1. Establish a strong therapeutic alliance.

a. Acceptance support, collaboration.

2. Develop and prioritize problem list.

a. Target Symptoms (include negative and positive).

b. Treatment goal-management of symptoms.

3. Educate and normalize symptoms.

a. Disease process.

b. Medication acceptance/adherence.

c. Role of stress on symptoms.

d. Decrease mental illness stigma through education.

4. Educate about CBT.

a. Identify links between thoughts, feelings and behaviors.

b. Identify themes from the problem list.

c. Share formulation and cognitive focus with patient.

5. CBT for Positive and Negative Symptoms.

a. Test and re-frame beliefs.

b. Weigh the evidence.

c. Alternative explanations.

d. Behavioral experiments.

e. Elicit self-beliefs.

f. Investigate hierarchy of fears and suspicions.

g. Use images.

h. Use role playing.

i. Coping strategies.

6. CBT for Co-Morbid Depression and Anxiety.

a. Adapt standard strategies for anxiety and depression.

b. Test and reframe beliefs related to anxiety and depression.
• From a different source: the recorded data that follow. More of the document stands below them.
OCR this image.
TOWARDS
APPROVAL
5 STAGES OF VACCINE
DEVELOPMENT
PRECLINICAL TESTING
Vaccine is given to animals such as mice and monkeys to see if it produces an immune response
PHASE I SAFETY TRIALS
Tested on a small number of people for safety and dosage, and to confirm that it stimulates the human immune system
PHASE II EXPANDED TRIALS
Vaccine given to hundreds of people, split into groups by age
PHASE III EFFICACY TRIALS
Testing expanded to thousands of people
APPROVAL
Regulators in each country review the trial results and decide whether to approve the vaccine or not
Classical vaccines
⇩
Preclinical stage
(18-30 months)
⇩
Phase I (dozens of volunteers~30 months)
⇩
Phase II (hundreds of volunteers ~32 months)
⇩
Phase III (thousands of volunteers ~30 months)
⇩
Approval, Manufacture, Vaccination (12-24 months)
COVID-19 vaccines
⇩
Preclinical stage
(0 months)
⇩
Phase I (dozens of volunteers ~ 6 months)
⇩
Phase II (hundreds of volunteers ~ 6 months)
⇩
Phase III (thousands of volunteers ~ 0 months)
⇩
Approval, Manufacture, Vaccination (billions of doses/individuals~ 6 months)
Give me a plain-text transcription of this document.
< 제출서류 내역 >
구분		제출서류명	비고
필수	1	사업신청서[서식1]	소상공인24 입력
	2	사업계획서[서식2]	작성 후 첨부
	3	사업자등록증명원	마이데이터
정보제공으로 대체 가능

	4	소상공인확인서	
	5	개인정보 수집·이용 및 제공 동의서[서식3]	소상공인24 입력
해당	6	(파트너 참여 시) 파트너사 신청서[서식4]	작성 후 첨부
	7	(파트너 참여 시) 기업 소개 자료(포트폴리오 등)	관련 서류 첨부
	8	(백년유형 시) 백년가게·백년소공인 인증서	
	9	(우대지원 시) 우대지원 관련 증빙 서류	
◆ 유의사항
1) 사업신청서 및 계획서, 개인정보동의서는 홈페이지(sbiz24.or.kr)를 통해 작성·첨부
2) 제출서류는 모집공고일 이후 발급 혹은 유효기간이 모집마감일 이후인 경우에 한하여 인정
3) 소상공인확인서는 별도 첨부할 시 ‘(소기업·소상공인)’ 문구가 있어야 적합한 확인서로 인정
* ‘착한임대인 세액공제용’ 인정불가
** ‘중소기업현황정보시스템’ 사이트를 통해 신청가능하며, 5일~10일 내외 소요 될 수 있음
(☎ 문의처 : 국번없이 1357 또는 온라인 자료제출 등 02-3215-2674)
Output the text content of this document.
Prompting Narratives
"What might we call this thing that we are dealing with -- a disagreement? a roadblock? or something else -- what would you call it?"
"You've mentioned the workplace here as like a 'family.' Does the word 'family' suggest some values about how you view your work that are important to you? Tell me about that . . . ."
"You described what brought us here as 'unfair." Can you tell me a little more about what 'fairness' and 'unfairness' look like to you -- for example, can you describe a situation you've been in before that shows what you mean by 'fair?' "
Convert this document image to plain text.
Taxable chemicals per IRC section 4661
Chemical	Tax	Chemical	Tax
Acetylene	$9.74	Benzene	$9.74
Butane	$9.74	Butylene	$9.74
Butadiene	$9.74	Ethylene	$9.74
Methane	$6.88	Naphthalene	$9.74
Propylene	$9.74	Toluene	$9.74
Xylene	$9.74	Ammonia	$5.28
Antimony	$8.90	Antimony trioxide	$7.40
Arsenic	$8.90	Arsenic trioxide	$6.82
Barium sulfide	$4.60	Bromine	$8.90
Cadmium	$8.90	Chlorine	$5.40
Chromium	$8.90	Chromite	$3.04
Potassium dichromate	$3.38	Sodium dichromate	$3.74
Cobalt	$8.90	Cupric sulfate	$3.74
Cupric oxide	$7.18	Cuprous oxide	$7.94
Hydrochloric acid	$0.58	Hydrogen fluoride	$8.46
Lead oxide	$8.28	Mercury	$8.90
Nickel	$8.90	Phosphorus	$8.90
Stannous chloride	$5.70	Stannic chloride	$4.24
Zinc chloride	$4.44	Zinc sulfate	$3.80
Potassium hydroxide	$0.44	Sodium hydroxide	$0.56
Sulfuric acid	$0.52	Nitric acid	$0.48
c. Focus on misinterpretations.

d. Use relaxation exercises.

e. Use activity exercises.

7. Relapse Prevention.

a. Identify triggers/hi risk situations

b. Compliance with medication regimen. Teach patient:

1) to report side effects ASAP.

2) the benefit of medication to decrease symptoms.

3) to obtain family assistance in monitoring adherence.

4) to use environmental supports to cue and reinforce medication taking.

c. Responsiveness of supports (formal and informal).

d. Establish step-by-step action plan to deal with setbacks.